Nei 9 Stati dell’Europa centro-orientale e dei Balcani che erano entrati nell’orbita sovietica c’era una grande parte della popolazione europea (piu di 300 milioni di abitanti sul totale di 700 milioni della popolazione europea). C’erano là circa 70 milioni di cattolici, oltre al numero ancor maggiore di fratelli ortodossi. La vi era, cioè, una parte importante dei cristiani d’Europa.

La Chiesa, come Madre, aveva sofferto con tutti loro e con il ritorno della libertà veniva a gioire con loro.

I movimenti democratici che poi si svilupparono in quei 9 Stati unitari portarono i vari popoli che convivevano in essi a scegliere poco a poco la via della loro indipendenza. Il fenomeno fu rilevante soprattutto nell’ex – Unione Sovietica e nell’ex – Jugoslavia. Dai 9 Stati esistenti nell’Europa centro-orientale e nei Balcani nel 1989 siamo oggi giunti a 29.

Con ognuno di essi (nessuno escluso) la Santa Sede non ha tardato a stabilire i regolari rapporti diplomatici.pdf

Con 10 di tali Stati si giunse pure a stipulare degli Accordi specifici, per dare una garanzia di diritto internazionale ai reciproci impegni assunti. Si assicurava cosi la libertà religiosa e ci si vincolava ad una stretta collaborazione sui grandi temi della giustizia e della pace.

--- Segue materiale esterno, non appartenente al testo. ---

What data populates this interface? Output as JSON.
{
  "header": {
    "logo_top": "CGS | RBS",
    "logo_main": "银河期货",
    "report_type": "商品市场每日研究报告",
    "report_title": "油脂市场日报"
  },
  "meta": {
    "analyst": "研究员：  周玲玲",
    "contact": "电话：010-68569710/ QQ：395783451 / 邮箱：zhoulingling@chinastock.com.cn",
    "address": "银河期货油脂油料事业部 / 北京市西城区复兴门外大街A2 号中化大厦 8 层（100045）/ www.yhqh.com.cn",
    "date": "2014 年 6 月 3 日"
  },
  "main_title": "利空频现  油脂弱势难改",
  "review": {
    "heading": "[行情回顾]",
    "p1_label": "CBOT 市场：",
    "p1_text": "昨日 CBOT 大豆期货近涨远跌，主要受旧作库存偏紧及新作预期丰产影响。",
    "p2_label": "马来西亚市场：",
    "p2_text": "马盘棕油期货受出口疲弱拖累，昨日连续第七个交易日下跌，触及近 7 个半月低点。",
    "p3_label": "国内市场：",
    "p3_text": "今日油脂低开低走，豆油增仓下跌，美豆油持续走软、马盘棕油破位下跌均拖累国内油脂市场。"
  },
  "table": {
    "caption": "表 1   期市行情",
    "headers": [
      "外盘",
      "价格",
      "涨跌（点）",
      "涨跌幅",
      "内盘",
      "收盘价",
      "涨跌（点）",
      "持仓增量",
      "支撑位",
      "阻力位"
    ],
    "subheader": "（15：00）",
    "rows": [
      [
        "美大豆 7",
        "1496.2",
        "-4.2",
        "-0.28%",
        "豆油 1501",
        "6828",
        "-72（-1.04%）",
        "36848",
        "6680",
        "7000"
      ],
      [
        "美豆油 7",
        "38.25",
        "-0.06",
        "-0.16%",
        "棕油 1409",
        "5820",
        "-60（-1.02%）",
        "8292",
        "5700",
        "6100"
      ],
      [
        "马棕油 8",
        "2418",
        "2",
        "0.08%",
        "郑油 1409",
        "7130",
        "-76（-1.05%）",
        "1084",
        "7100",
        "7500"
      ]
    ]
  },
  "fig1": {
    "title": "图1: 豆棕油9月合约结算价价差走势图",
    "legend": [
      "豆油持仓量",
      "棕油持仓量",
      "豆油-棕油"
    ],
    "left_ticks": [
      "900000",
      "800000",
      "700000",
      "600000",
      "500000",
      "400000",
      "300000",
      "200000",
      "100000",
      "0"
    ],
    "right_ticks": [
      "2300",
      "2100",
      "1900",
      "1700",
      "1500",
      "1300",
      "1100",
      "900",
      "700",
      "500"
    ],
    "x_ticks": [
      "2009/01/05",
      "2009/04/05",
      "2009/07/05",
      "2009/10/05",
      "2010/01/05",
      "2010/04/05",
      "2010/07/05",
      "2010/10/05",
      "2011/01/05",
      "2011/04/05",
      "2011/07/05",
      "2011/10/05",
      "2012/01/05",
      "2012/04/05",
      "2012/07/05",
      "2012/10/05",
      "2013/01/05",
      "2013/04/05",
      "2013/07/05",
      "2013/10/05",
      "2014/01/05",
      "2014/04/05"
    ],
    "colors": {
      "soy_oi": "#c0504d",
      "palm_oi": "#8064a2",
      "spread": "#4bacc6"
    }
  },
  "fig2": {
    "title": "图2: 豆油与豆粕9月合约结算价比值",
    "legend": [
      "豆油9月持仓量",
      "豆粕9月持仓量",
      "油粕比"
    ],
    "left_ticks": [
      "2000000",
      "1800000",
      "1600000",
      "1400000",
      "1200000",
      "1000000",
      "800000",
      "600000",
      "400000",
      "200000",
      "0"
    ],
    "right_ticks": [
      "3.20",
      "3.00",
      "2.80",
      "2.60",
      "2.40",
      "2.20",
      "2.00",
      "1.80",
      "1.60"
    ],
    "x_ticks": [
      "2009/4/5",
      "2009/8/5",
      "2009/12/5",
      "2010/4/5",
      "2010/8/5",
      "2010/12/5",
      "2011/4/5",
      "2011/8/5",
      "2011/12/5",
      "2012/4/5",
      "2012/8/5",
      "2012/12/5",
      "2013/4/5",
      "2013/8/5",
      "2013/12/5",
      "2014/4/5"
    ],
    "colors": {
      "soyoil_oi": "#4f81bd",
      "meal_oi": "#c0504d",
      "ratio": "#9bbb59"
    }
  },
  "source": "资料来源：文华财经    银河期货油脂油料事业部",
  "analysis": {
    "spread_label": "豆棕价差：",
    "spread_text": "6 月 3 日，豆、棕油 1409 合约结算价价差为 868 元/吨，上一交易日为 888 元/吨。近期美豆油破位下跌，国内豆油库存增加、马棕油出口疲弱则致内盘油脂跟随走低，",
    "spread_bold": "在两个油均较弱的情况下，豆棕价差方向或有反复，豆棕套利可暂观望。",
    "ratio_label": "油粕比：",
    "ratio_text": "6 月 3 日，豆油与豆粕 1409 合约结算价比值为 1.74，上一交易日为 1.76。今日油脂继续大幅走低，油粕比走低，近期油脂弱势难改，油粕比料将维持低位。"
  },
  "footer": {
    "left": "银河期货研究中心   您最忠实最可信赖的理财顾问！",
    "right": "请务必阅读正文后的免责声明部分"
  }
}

Cio facendo, la Santa Sede coglieva “i segni dei tempi” e continuava ad immettere nella vita delle Nazioni quel lievito del Vangelo che puo trasformare la vita dei popoli e contribuire al loro progresso spirituale.

In realtà, e sempre attuale la parola di Cristo: “Non di solo pane vive l’uomo, ma di ogni parola che esce dalla bocca di Dio” (Mt 4,4).